The Soliloquy Of A Ministry-Of-Fishery Officer Poem by Dr Ronnie Bai

The Soliloquy Of A Ministry-Of-Fishery Officer



Dressed in a sturdy-fit overall somber and dark,
Boosted with my battle-boots of the U.S. troops,
Reinforced with a buffalo hide strap hard and thick
On which clink-clank a pair of chrome cuffs,
And caressing the canister of pepper spray
Clinging on my hips covered with salty sand,
I’m the monument of all monuments on display
On this hospitable historical fishing island.
So, ye visitors, homage to me you’d better pay!

Putting on my elder son’s toy balaclava,
Covered under my uncle’s huntingwear,
My faced streaked with my wife’s mascara,
With my eyes glued to the rusty pair
Of Russian military binoculars peeping
At the loading and unloading fishermen,
I am the Great White of all great whites lurking
Under these rich waters God has given His men.
So, my mates, out for me you’d better be watching!

Ye rich visitors, I laugh at everyone of ye’all
When you, wishing to reach a new-law confirmer,
To the ministry’s free line make a call,
Which, bounced to my phone with no answer,
Serves to betray you as targets so easy
I swoop on like a bird of prey at the airport
Where your trunks will be strip-searched silly.
Oh, your stained underwear is sure better sport
Than those in the mail-shop catalogues I fancy.

Often do I wonder why newly reduced
Quota are duly observed, even if I make sure
No new posters are in good time posted
Neither at the airport nor on the island nowhere.
Hey, you’re clearly a clever smoke-screen maker
Messing around with the master-brain of all brains –
A single one too many, be it a shell fish or lobster,
Your holiday’d be made so expensive by the fines
Ye never gonna come back.
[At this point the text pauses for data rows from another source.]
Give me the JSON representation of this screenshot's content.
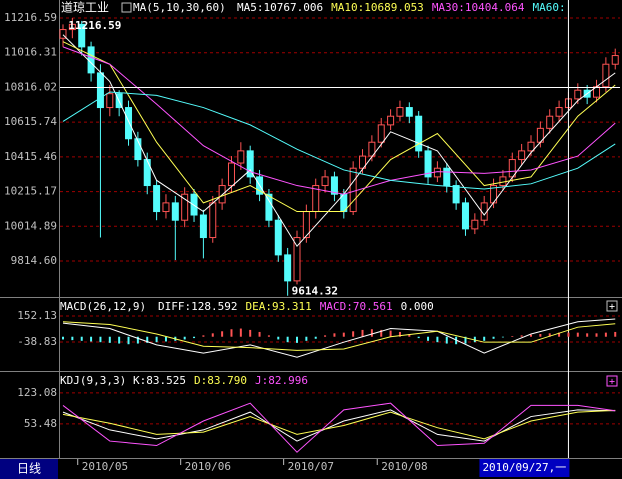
{
  "chart_data": [
    {
      "type": "candlestick",
      "title": "道琼工业",
      "indicator": "MA(5,10,30,60)",
      "ylim": [
        9607,
        11309
      ],
      "yticks": [
        11216.59,
        11016.31,
        10816.02,
        10615.74,
        10415.46,
        10215.17,
        10014.89,
        {
          "value": 9814.6,
          "label": "9814.60"
        }
      ],
      "grid": true,
      "up_color": "#ff5454",
      "down_color": "#54fcfc",
      "high_label": {
        "index": 1,
        "value": 11216.59
      },
      "low_label": {
        "index": 24,
        "value": 9614.32
      },
      "xticks": [
        {
          "value": 2,
          "label": "2010/05"
        },
        {
          "value": 13,
          "label": "2010/06"
        },
        {
          "value": 24,
          "label": "2010/07"
        },
        {
          "value": 34,
          "label": "2010/08"
        }
      ],
      "cursor": {
        "index": 54,
        "label": "2010/09/27,一",
        "value": 10816.02
      },
      "period_label": "日线",
      "candles": [
        [
          11100,
          11180,
          11050,
          11150
        ],
        [
          11150,
          11216.59,
          11100,
          11180
        ],
        [
          11180,
          11200,
          11000,
          11050
        ],
        [
          11050,
          11080,
          10850,
          10900
        ],
        [
          10900,
          10950,
          9950,
          10700
        ],
        [
          10700,
          10830,
          10650,
          10780
        ],
        [
          10780,
          10800,
          10650,
          10700
        ],
        [
          10700,
          10740,
          10480,
          10520
        ],
        [
          10520,
          10560,
          10360,
          10400
        ],
        [
          10400,
          10440,
          10200,
          10250
        ],
        [
          10250,
          10280,
          10050,
          10100
        ],
        [
          10100,
          10200,
          10060,
          10150
        ],
        [
          10150,
          10190,
          9820,
          10050
        ],
        [
          10050,
          10240,
          10010,
          10200
        ],
        [
          10200,
          10230,
          10040,
          10080
        ],
        [
          10080,
          10110,
          9830,
          9950
        ],
        [
          9950,
          10190,
          9920,
          10150
        ],
        [
          10150,
          10290,
          10110,
          10250
        ],
        [
          10250,
          10420,
          10210,
          10380
        ],
        [
          10380,
          10500,
          10340,
          10450
        ],
        [
          10450,
          10480,
          10260,
          10300
        ],
        [
          10300,
          10340,
          10160,
          10200
        ],
        [
          10200,
          10230,
          10010,
          10050
        ],
        [
          10050,
          10080,
          9810,
          9850
        ],
        [
          9850,
          9890,
          9614.32,
          9700
        ],
        [
          9700,
          9990,
          9680,
          9950
        ],
        [
          9950,
          10140,
          9920,
          10100
        ],
        [
          10100,
          10290,
          10060,
          10250
        ],
        [
          10250,
          10340,
          10210,
          10300
        ],
        [
          10300,
          10330,
          10160,
          10200
        ],
        [
          10200,
          10230,
          10060,
          10100
        ],
        [
          10100,
          10390,
          10080,
          10350
        ],
        [
          10350,
          10460,
          10320,
          10420
        ],
        [
          10420,
          10540,
          10390,
          10500
        ],
        [
          10500,
          10640,
          10470,
          10600
        ],
        [
          10600,
          10690,
          10570,
          10650
        ],
        [
          10650,
          10740,
          10620,
          10700
        ],
        [
          10700,
          10730,
          10610,
          10650
        ],
        [
          10650,
          10680,
          10410,
          10450
        ],
        [
          10450,
          10480,
          10260,
          10300
        ],
        [
          10300,
          10390,
          10270,
          10350
        ],
        [
          10350,
          10380,
          10210,
          10250
        ],
        [
          10250,
          10280,
          10110,
          10150
        ],
        [
          10150,
          10180,
          9960,
          10000
        ],
        [
          10000,
          10090,
          9970,
          10050
        ],
        [
          10050,
          10190,
          10020,
          10150
        ],
        [
          10150,
          10290,
          10120,
          10250
        ],
        [
          10250,
          10340,
          10220,
          10300
        ],
        [
          10300,
          10440,
          10270,
          10400
        ],
        [
          10400,
          10490,
          10370,
          10450
        ],
        [
          10450,
          10540,
          10420,
          10500
        ],
        [
          10500,
          10620,
          10470,
          10580
        ],
        [
          10580,
          10690,
          10550,
          10650
        ],
        [
          10650,
          10740,
          10620,
          10700
        ],
        [
          10700,
          10790,
          10670,
          10750
        ],
        [
          10750,
          10840,
          10720,
          10800
        ],
        [
          10800,
          10830,
          10720,
          10760
        ],
        [
          10760,
          10860,
          10730,
          10820
        ],
        [
          10820,
          10990,
          10790,
          10950
        ],
        [
          10950,
          11040,
          10920,
          11000
        ]
      ],
      "series": [
        {
          "name": "MA5:10767.006",
          "color": "#ffffff",
          "x": [
            0,
            5,
            10,
            15,
            20,
            25,
            30,
            35,
            40,
            45,
            50,
            55,
            59
          ],
          "values": [
            11120,
            10850,
            10280,
            10100,
            10340,
            9900,
            10200,
            10560,
            10450,
            10080,
            10440,
            10740,
            10900
          ]
        },
        {
          "name": "MA10:10689.053",
          "color": "#ffff54",
          "x": [
            0,
            5,
            10,
            15,
            20,
            25,
            30,
            35,
            40,
            45,
            50,
            55,
            59
          ],
          "values": [
            11080,
            10950,
            10500,
            10150,
            10250,
            10100,
            10100,
            10400,
            10550,
            10250,
            10300,
            10650,
            10830
          ]
        },
        {
          "name": "MA30:10404.064",
          "color": "#ff54ff",
          "x": [
            0,
            5,
            10,
            15,
            20,
            25,
            30,
            35,
            40,
            45,
            50,
            55,
            59
          ],
          "values": [
            11050,
            10950,
            10720,
            10480,
            10330,
            10250,
            10200,
            10280,
            10330,
            10320,
            10340,
            10420,
            10610
          ]
        },
        {
          "name": "MA60:",
          "color": "#54fcfc",
          "x": [
            0,
            5,
            10,
            15,
            20,
            25,
            30,
            35,
            40,
            45,
            50,
            55,
            59
          ],
          "values": [
            10620,
            10790,
            10770,
            10700,
            10600,
            10460,
            10340,
            10280,
            10250,
            10230,
            10260,
            10350,
            10490
          ]
        }
      ]
    },
    {
      "type": "macd",
      "indicator": "MACD(26,12,9)",
      "zero_label": "0.000",
      "ylim": [
        -244,
        284
      ],
      "yticks": [
        152.13,
        -38.83
      ],
      "grid": true,
      "up_color": "#ff5454",
      "down_color": "#54fcfc",
      "histogram_name": "MACD:70.561",
      "histogram": [
        -20,
        -25,
        -30,
        -35,
        -40,
        -45,
        -50,
        -55,
        -50,
        -45,
        -40,
        -35,
        -30,
        -20,
        -10,
        10,
        25,
        40,
        55,
        60,
        50,
        35,
        10,
        -20,
        -40,
        -45,
        -30,
        -15,
        10,
        25,
        30,
        40,
        50,
        55,
        50,
        45,
        35,
        20,
        -10,
        -30,
        -40,
        -50,
        -55,
        -50,
        -40,
        -30,
        -15,
        -5,
        5,
        10,
        15,
        20,
        25,
        30,
        30,
        30,
        25,
        25,
        30,
        35
      ],
      "series": [
        {
          "name": "DIFF:128.592",
          "color": "#ffffff",
          "x": [
            0,
            5,
            10,
            15,
            20,
            25,
            30,
            35,
            40,
            45,
            50,
            55,
            59
          ],
          "values": [
            100,
            60,
            -60,
            -120,
            -60,
            -150,
            -40,
            60,
            40,
            -120,
            20,
            110,
            130
          ]
        },
        {
          "name": "DEA:93.311",
          "color": "#ffff54",
          "x": [
            0,
            5,
            10,
            15,
            20,
            25,
            30,
            35,
            40,
            45,
            50,
            55,
            59
          ],
          "values": [
            110,
            90,
            20,
            -70,
            -80,
            -100,
            -90,
            0,
            40,
            -40,
            -40,
            70,
            95
          ]
        }
      ]
    },
    {
      "type": "kdj",
      "indicator": "KDJ(9,3,3)",
      "ylim": [
        -23,
        170
      ],
      "yticks": [
        123.08,
        53.48
      ],
      "grid": true,
      "series": [
        {
          "name": "K:83.525",
          "color": "#ffffff",
          "x": [
            0,
            5,
            10,
            15,
            20,
            25,
            30,
            35,
            40,
            45,
            50,
            55,
            59
          ],
          "values": [
            80,
            40,
            20,
            40,
            80,
            15,
            60,
            85,
            30,
            15,
            70,
            85,
            83
          ]
        },
        {
          "name": "D:83.790",
          "color": "#ffff54",
          "x": [
            0,
            5,
            10,
            15,
            20,
            25,
            30,
            35,
            40,
            45,
            50,
            55,
            59
          ],
          "values": [
            75,
            55,
            30,
            35,
            70,
            30,
            50,
            80,
            45,
            20,
            60,
            80,
            84
          ]
        },
        {
          "name": "J:82.996",
          "color": "#ff54ff",
          "x": [
            0,
            5,
            10,
            15,
            20,
            25,
            30,
            35,
            40,
            45,
            50,
            55,
            59
          ],
          "values": [
            95,
            15,
            5,
            60,
            100,
            -10,
            85,
            100,
            5,
            10,
            95,
            95,
            83
          ]
        }
      ]
    }
  ]
}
I’ll win, ye mind gamer.

Now turning to my mates I’ve been watching,
I ain’t envy them, even if their deckies’ dole
Is twice as much as what the government’s paying,
And I did show, for my bullied baby boy, self-control.
I’m an MoF officer, got to play fair, out of the sea
Where the great white finds savory a snorkeler,
To that scuba diver’s forfeited livelihood oversee.
All my childhood mates can be as loud a holler,
When I’m into it, till “Please stop, ” your missus begs me.